Não andamos com carros “velhos” porque queremos, somos obrigados a isso

Cada vez temos automóveis mais envelhecidos a circular em Portugal. Segundo os últimos dados fornecidos pela Associação Automóvel de Portugal (ACAP) 6 em cada 10 carros no país têm mais de 10 anos de idade.

Existe ainda outro problema, segundo uma notícia recente do Expresso, a cada 10 carros portugueses 6 contam com mais de 20 anos de idade. Isto não é uma novidade, sempre soubemos que Portugal apresenta um dos parques automóveis mais envelhecidos da Europa. No entanto, desde 2017 até 2019, este número (de veículos com mais de 20 anos de idade), aumentou de 777 mil viaturas para 1,04 milhões. Números bastante expressivos que representam mais de 20% do parque automóvel nacional.

Sabe-se ainda que entre 2017 e 2019 o número de automóveis ligeiros de passageiros recebeu mais 405 mil viaturas. Quando questionado o secretário-geral da ACAP, Hélder Pinto, referiu que “a única medida para a renovação do parque automóvel com um impacto no curto prazo é o incentivo ao abate de veículos em fim de vida”.

Segundo Hélder Pinto, cabe ao Governo tomar medidas necessárias para estimular a venda de automóveis novos. Conclui o seu pensamento afirmando que isto é necessário para “reduzir as emissões e para aumentar a segurança, diminuindo a sinistralidade”.

O que se conclui é que a redução de automóveis “velhos” nas estradas portuguesas pode passar por campanhas de incentivo ao abate, até pode mas o problema não acaba aqui. Eu penso que seja um pouco mais complexo que isso.

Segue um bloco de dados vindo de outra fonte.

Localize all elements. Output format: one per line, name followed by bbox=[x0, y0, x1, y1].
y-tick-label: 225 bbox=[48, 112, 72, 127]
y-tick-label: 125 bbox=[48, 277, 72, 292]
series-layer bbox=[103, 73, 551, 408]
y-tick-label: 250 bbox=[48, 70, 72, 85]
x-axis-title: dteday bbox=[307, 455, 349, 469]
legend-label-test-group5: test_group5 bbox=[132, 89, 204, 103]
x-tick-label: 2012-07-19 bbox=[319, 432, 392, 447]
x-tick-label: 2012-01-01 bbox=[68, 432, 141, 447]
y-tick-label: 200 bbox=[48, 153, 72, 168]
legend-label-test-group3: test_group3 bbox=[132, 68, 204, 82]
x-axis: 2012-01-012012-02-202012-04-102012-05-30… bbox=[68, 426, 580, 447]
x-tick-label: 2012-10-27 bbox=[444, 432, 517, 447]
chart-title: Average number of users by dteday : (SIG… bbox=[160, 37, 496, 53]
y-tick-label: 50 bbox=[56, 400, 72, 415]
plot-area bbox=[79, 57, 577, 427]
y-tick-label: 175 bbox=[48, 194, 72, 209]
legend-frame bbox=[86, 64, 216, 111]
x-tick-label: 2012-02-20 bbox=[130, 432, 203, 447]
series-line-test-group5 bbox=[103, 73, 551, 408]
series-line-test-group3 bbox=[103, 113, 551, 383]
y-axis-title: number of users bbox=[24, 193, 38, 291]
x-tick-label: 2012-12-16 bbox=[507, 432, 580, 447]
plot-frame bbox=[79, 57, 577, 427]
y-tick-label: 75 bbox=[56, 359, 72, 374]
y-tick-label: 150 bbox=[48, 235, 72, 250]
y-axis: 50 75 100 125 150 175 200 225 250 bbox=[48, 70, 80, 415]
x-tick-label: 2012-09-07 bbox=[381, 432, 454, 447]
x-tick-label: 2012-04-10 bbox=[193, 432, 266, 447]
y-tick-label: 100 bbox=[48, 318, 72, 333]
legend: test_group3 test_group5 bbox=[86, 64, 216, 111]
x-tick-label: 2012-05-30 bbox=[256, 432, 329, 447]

O facto das pessoas utilizarem automóveis com mais de 10 ou 20 anos deve-se ao baixo poder económico da população portuguesa. Façamos um pequeno exercício, com um ordenado mínimo de 700 euros, o atual em Portugal, qual é o carro novo possível de comprar? (Tendo em conta que vivemos numa casa alugada e gastamos algum dinheiro em alimentação, o necessário para sobreviver). Ocorrem-me poucas opções e até o novo Dacia Sandero se torna complicado de pagar.

Sabemos que os carros novos são mais eficientes, seguros e amigos do ambiente, mas não andamos com carros “velhos” porque queremos, somos obrigados a isso.